Context
Organic solid waste is emerging as an attractive renewable resource for the production of biofuels and synthons through anaerobic bioprocesses. However, waste matrix is complex, heterogeneous, and temporally variable and such features contribute to the complexity of their valorisation: organic waste biorefinery is currently in the exploratory research phase. To orientate fermentation pathways and establish stable processes, new operational levers are required. Since host-virus relationships are highly specific, viruses could serve as the basis for the development of biocontrol tools specifically targeting certain functional microbial groups. In other sectors, including the medical field (phage therapy), agro-food-sector and waste water treatment, viruses and their components are indeed already used or considered for biocontrol applications. Regarding waste biorefinery, methanogens are particularly detrimental to the production of molecules more valuable than methane (e.g. ethanol, butanol, lactate…) and are a relevant target for biocontrol. However, viruses of methanogenic archaea are still poorly characterized so that the development of such strategies is currently not possible.
Objectives
The project VIRAME thus aims at characterizing in situ the genomic content of viruses infecting methanogens within anaerobic bioprocesses for organic waste valorisation. Establishing the link between a virus and its host within ecosystems is challenging since they do not systematically share common genes. To overcome this bottleneck, the link between activated methanogenesis pathways, archaea catalysing methanogenesis and the genomic content of viruses infecting these archaea will be established thanks to an original integrated approach coupling state-of-the-art molecular ecology tools (in particular meta-omics) and in silico analyses (comparative genomics, bioinformatic approaches specific to viral metagenomics).
Work packages
The project VIRAME is organised into 4 work packages shown on the figure below.
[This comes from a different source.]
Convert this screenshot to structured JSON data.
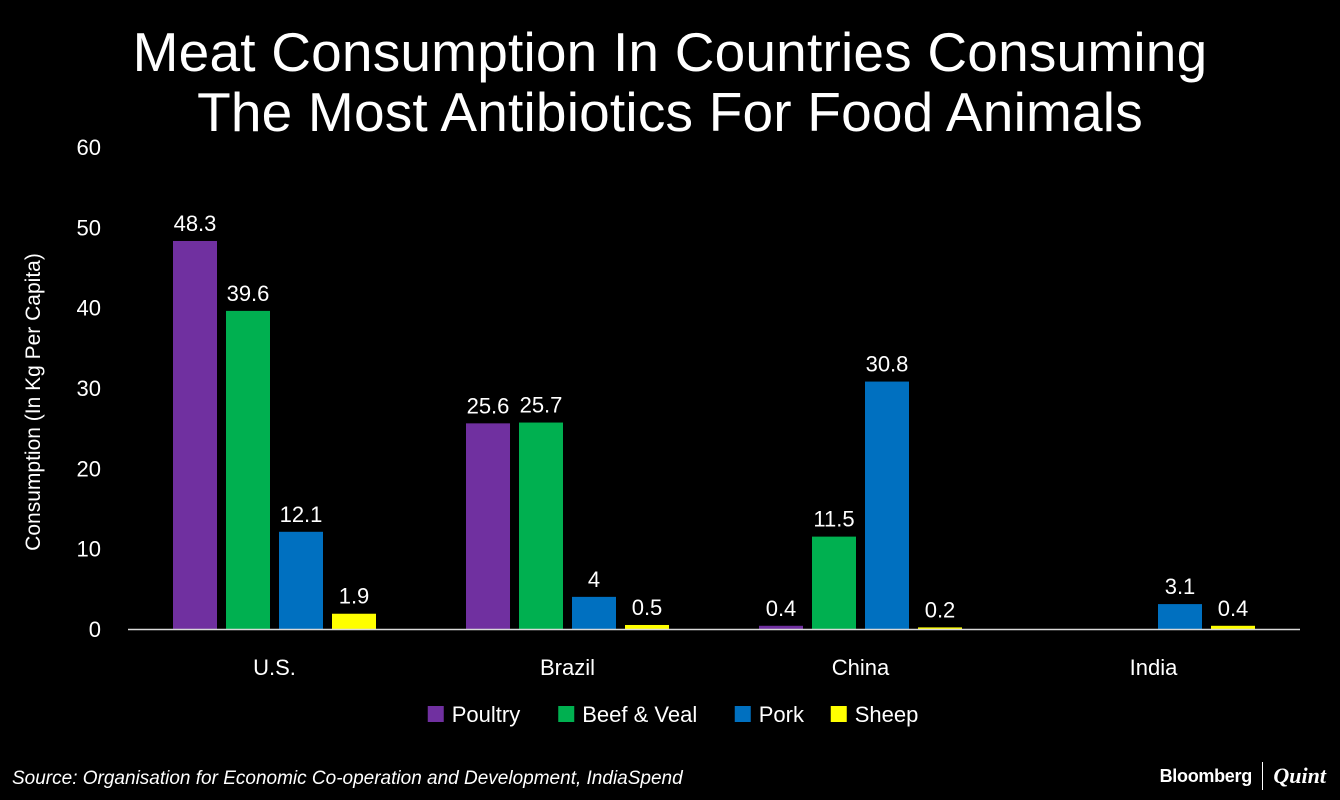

Viruses of organic waste anaerobic digestion ecosystems will be obtained from laboratory microcosms designed to activate various methanogenic populations as well as from industrial samples (WP1). The nucleic acids from virions and cell populations will be extracted, sequenced and analysed, to identify and study sequences originating from viruses of methanogenic archaea (WP2). Integrated analyses (WP3) of the whole dataset will enable to considerably extend the knowledge on the diversity of viruses from methanogenic archaea. Strategies for the biocontrol of methanogens will moreover be suggested.